To give an idea of how urgent the situation is I quote from a report issued by Larry Hathaway an economist at UBS when asked about the best investments in a Euro breakup scenario:
"I suppose there might be some assets worthy of consideration - precious metals for example. But other metals would make wise investments, too. Among them tinned goods and small calibre weapons.
Break-up runs the risk of becoming one wretched scenario. Sadly, however, it can't be ruled out, just as it would have been improper to rule out the horrors of the first half of the 20th century before they happened.
But it is very hard to see break-up as a solution. Let's hope Europe's politicians and policymakers agree and take action this week to fix what is broken before it all really breaks up"

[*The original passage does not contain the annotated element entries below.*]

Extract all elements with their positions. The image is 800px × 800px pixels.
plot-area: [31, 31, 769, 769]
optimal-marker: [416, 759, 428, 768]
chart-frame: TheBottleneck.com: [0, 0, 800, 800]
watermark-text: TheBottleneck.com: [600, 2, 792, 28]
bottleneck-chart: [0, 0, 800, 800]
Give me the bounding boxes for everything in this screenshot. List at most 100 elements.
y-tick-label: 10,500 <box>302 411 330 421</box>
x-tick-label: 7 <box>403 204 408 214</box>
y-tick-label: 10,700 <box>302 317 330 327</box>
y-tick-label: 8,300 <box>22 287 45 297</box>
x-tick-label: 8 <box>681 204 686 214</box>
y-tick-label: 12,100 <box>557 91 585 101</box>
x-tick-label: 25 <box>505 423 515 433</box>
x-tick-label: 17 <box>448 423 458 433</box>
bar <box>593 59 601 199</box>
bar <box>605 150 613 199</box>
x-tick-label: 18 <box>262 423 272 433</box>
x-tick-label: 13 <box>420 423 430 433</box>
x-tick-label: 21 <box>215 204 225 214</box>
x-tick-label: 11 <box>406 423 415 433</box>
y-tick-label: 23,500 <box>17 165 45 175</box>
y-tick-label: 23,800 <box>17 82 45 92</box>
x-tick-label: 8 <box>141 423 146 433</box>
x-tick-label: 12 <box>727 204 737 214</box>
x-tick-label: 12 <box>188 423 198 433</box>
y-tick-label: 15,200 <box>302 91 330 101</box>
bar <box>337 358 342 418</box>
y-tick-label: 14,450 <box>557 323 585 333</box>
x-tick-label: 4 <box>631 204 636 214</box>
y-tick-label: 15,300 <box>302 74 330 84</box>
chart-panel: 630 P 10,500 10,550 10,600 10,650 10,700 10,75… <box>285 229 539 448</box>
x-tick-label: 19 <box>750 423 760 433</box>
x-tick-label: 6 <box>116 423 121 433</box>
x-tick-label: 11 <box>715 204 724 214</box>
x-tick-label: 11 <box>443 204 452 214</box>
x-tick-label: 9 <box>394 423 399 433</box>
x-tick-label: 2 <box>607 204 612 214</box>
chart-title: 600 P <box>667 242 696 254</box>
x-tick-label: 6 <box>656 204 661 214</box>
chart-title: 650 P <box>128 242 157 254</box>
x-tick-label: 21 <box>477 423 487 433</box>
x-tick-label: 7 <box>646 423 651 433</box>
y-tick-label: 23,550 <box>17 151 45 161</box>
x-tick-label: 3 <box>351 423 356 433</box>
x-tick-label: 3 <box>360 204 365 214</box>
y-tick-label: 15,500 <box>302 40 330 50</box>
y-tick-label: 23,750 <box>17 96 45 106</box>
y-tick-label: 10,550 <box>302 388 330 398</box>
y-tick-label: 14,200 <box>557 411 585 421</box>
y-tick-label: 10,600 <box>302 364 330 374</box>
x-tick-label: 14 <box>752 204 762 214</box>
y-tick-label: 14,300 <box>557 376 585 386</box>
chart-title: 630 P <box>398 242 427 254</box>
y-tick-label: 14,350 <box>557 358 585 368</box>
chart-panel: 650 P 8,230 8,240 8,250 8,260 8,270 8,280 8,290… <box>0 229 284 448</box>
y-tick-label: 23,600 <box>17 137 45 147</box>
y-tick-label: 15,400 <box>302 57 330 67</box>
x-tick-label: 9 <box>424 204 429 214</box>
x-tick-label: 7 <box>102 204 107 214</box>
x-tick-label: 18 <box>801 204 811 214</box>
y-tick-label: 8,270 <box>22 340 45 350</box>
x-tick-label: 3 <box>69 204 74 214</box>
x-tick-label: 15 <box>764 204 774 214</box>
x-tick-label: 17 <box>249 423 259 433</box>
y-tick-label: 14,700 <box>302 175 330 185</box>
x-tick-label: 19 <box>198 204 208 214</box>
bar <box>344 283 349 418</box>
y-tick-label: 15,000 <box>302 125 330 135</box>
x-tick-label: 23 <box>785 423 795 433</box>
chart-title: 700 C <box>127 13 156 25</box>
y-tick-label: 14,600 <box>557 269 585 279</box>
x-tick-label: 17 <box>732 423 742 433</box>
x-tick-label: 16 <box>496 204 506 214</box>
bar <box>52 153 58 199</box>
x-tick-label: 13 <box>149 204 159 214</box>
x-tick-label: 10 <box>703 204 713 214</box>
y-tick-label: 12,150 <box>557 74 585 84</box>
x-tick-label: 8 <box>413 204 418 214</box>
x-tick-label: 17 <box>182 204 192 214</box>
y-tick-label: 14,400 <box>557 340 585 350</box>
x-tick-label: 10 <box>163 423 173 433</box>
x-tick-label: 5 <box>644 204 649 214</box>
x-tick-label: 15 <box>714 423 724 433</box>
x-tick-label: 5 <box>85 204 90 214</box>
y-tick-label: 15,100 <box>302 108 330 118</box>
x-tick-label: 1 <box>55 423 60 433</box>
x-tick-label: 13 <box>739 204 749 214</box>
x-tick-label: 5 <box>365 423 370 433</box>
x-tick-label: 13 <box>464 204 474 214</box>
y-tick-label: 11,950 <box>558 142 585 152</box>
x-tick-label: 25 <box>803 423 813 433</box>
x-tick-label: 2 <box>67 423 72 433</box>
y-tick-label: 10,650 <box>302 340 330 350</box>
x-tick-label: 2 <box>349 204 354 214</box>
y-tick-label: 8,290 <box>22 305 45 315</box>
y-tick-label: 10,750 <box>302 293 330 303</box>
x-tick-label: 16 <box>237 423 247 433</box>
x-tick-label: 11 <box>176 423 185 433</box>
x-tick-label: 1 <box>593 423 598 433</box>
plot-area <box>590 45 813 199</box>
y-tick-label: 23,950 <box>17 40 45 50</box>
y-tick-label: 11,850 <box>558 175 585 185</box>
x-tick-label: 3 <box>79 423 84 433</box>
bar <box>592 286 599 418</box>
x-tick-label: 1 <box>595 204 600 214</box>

What is needed is not a new Treaty. What is needed is firm action within what is already allowed within existent treaties, namely:
- Strict control over how much Euro members can borrow without creation of anything like a fiscal union which would also control what they tax and spend. Taxing and spending should remain national prerogatives but borrowing must be preapproved by a Central agency as borrowing by an individual country, implicitly or explicitly, becomes everyone's responsibility.
- Coordination of fiscal policies so that whilst countries in distress enforce austerity to bring their finances in order, countries that can borrow at extraordinarily cheap rates (like Germany) loosen their fiscal policies to create internal demand and support export growth for countries undergoing internal austerity.

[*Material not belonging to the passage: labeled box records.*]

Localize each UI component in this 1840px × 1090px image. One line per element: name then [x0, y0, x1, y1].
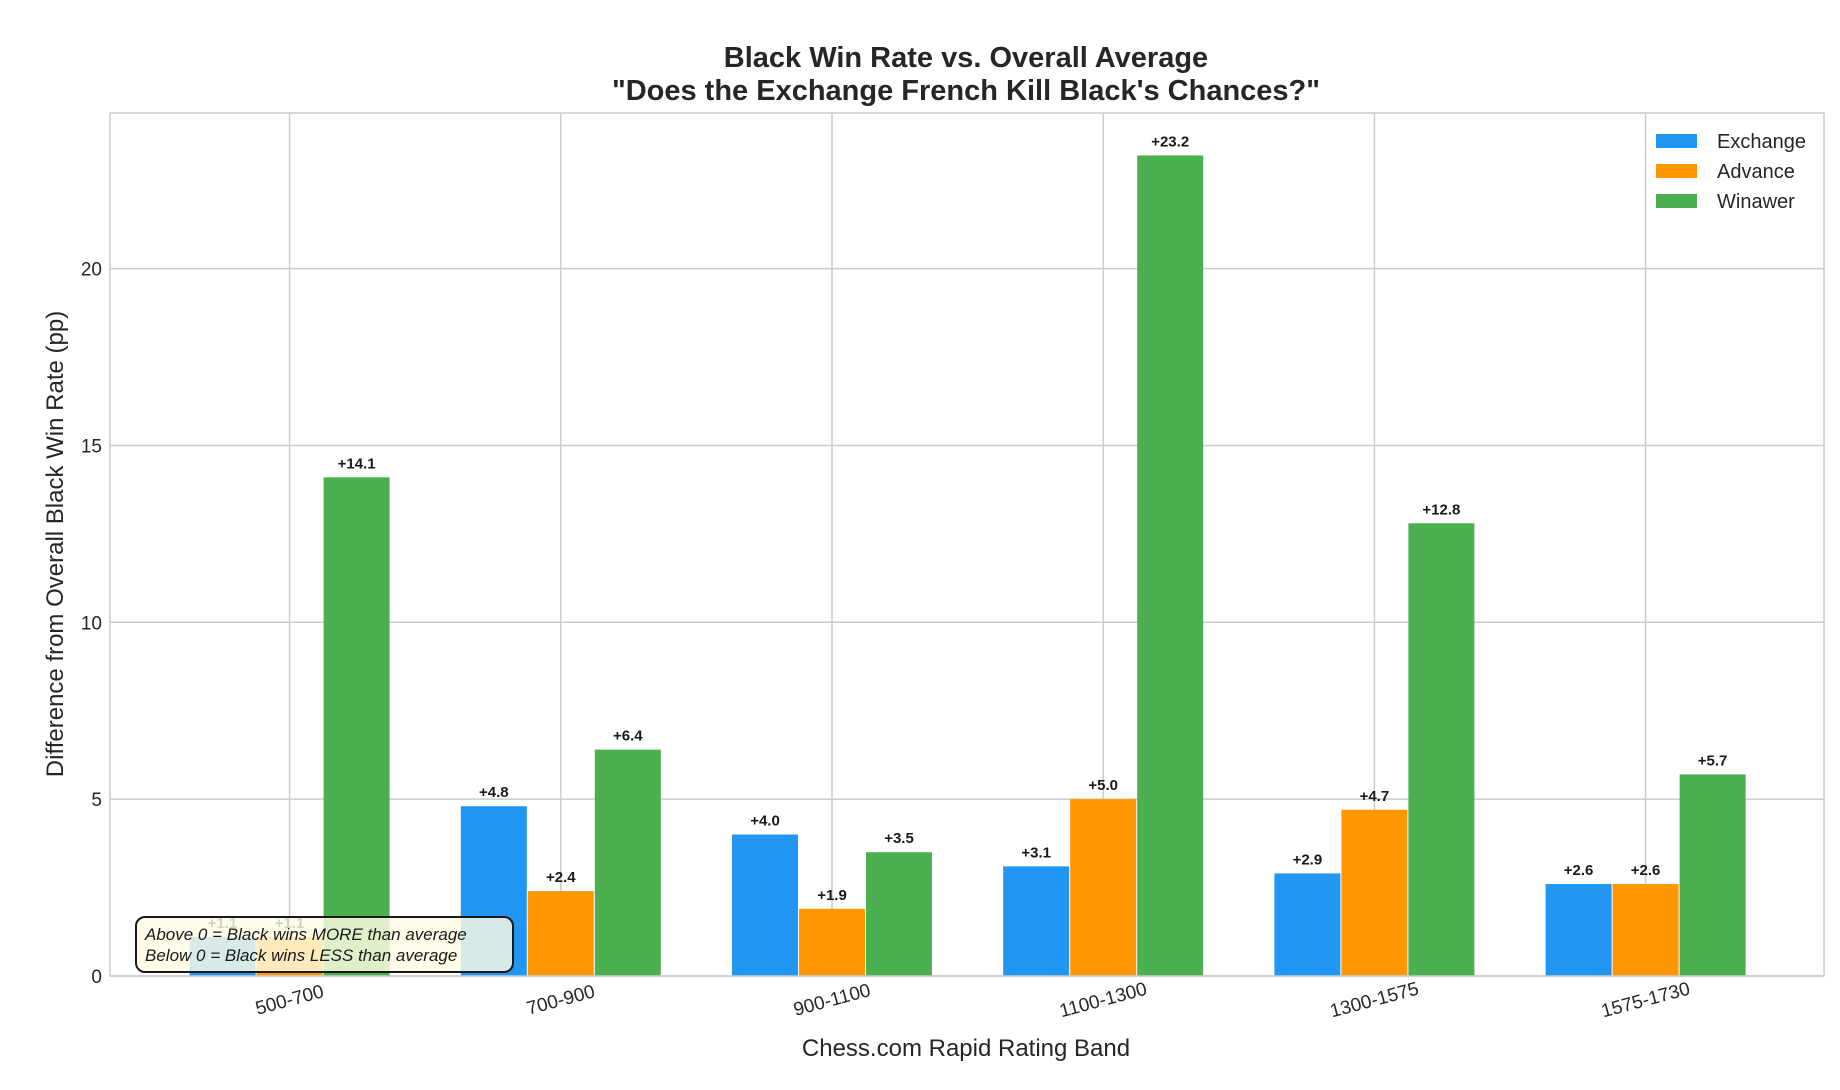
y-tick-label: 5 — [91, 790, 102, 811]
x-ticks: 500-700 700-900 900-1100 1100-1300 1300-1575… — [253, 979, 1692, 1023]
legend-label-exchange: Exchange — [1717, 131, 1806, 153]
y-tick-label: 15 — [81, 436, 102, 457]
bar-exchange — [1003, 866, 1070, 976]
bar-value-label: +3.1 — [1021, 844, 1051, 861]
chart-title: Black Win Rate vs. Overall Average — [724, 42, 1208, 74]
legend-label-winawer: Winawer — [1717, 191, 1795, 213]
bar-advance — [527, 891, 594, 976]
bars — [189, 155, 1746, 976]
x-tick-label: 500-700 — [253, 981, 326, 1019]
bar-value-label: +2.9 — [1293, 851, 1323, 868]
x-tick-label: 1575-1730 — [1599, 979, 1692, 1023]
bar-winawer — [866, 852, 932, 976]
bar-value-label: +5.7 — [1698, 752, 1728, 769]
x-tick-label: 1100-1300 — [1057, 979, 1149, 1022]
bar-value-label: +2.4 — [546, 869, 576, 886]
bar-winawer — [1137, 155, 1204, 976]
y-ticks: 0 5 10 15 20 — [81, 260, 102, 988]
bar-winawer — [1679, 774, 1746, 976]
chart-subtitle: "Does the Exchange French Kill Black's C… — [612, 75, 1320, 107]
legend-label-advance: Advance — [1717, 161, 1795, 183]
y-tick-label: 20 — [81, 260, 102, 281]
bar-value-label: +4.0 — [750, 813, 780, 830]
annotation-line-1: Above 0 = Black wins MORE than average — [144, 925, 467, 944]
annotation-line-2: Below 0 = Black wins LESS than average — [145, 946, 457, 965]
legend-swatch-advance — [1656, 164, 1697, 178]
annotation-box: Above 0 = Black wins MORE than average B… — [135, 916, 514, 973]
legend-swatch-winawer — [1656, 194, 1697, 208]
bar-value-label: +1.9 — [817, 887, 847, 904]
bar-advance — [1612, 884, 1679, 976]
bar-winawer — [323, 477, 390, 976]
x-axis-label: Chess.com Rapid Rating Band — [802, 1035, 1130, 1062]
bar-winawer — [594, 749, 661, 976]
bar-value-label: +4.7 — [1360, 788, 1390, 805]
bar-winawer — [1408, 523, 1475, 976]
bar-exchange — [1274, 873, 1341, 976]
y-axis-label: Difference from Overall Black Win Rate (… — [42, 311, 69, 777]
bar-value-label: +2.6 — [1631, 862, 1661, 879]
bar-value-label: +4.8 — [479, 784, 509, 801]
y-tick-label: 0 — [91, 967, 102, 988]
x-tick-label: 900-1100 — [791, 980, 873, 1021]
bar-advance — [799, 908, 865, 976]
x-tick-label: 700-900 — [525, 981, 598, 1019]
bar-value-label: +14.1 — [338, 455, 376, 472]
bar-value-label: +6.4 — [613, 728, 643, 745]
legend: Exchange Advance Winawer — [1656, 131, 1806, 213]
plot-background — [110, 113, 1824, 976]
bar-advance — [1070, 799, 1137, 976]
bar-value-label: +2.6 — [1564, 862, 1594, 879]
annotation-background — [135, 916, 514, 973]
y-tick-label: 10 — [81, 613, 102, 634]
plot-frame — [109, 112, 1825, 977]
bar-value-label: +3.5 — [884, 830, 914, 847]
bar-value-label: +23.2 — [1151, 133, 1189, 150]
bar-value-label: +5.0 — [1088, 777, 1118, 794]
bar-exchange — [1545, 884, 1612, 976]
bar-advance — [1341, 809, 1408, 976]
x-tick-label: 1300-1575 — [1328, 979, 1421, 1023]
legend-swatch-exchange — [1656, 134, 1697, 148]
bar-exchange — [732, 834, 798, 976]
bar-value-label: +12.8 — [1422, 501, 1460, 518]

A true solution requires no treaty change. A true solution requires strong countries showing solidarity with countries in distress, whilst countries in distress proving their determination ( as Greece and Italy are clearly doing through their techincians' governments) to stay on the road to fiscal salvation whatever it takes so that the integrity of the Euro can be protected and safeguarded.
With such assurances the European Central Bank will be comfortable with adopting a more active role in its function as a lender of last resort in the knowledge that this will not impair its inflation fighting credentials but will enhance its price stability credentials by avoiding a depression.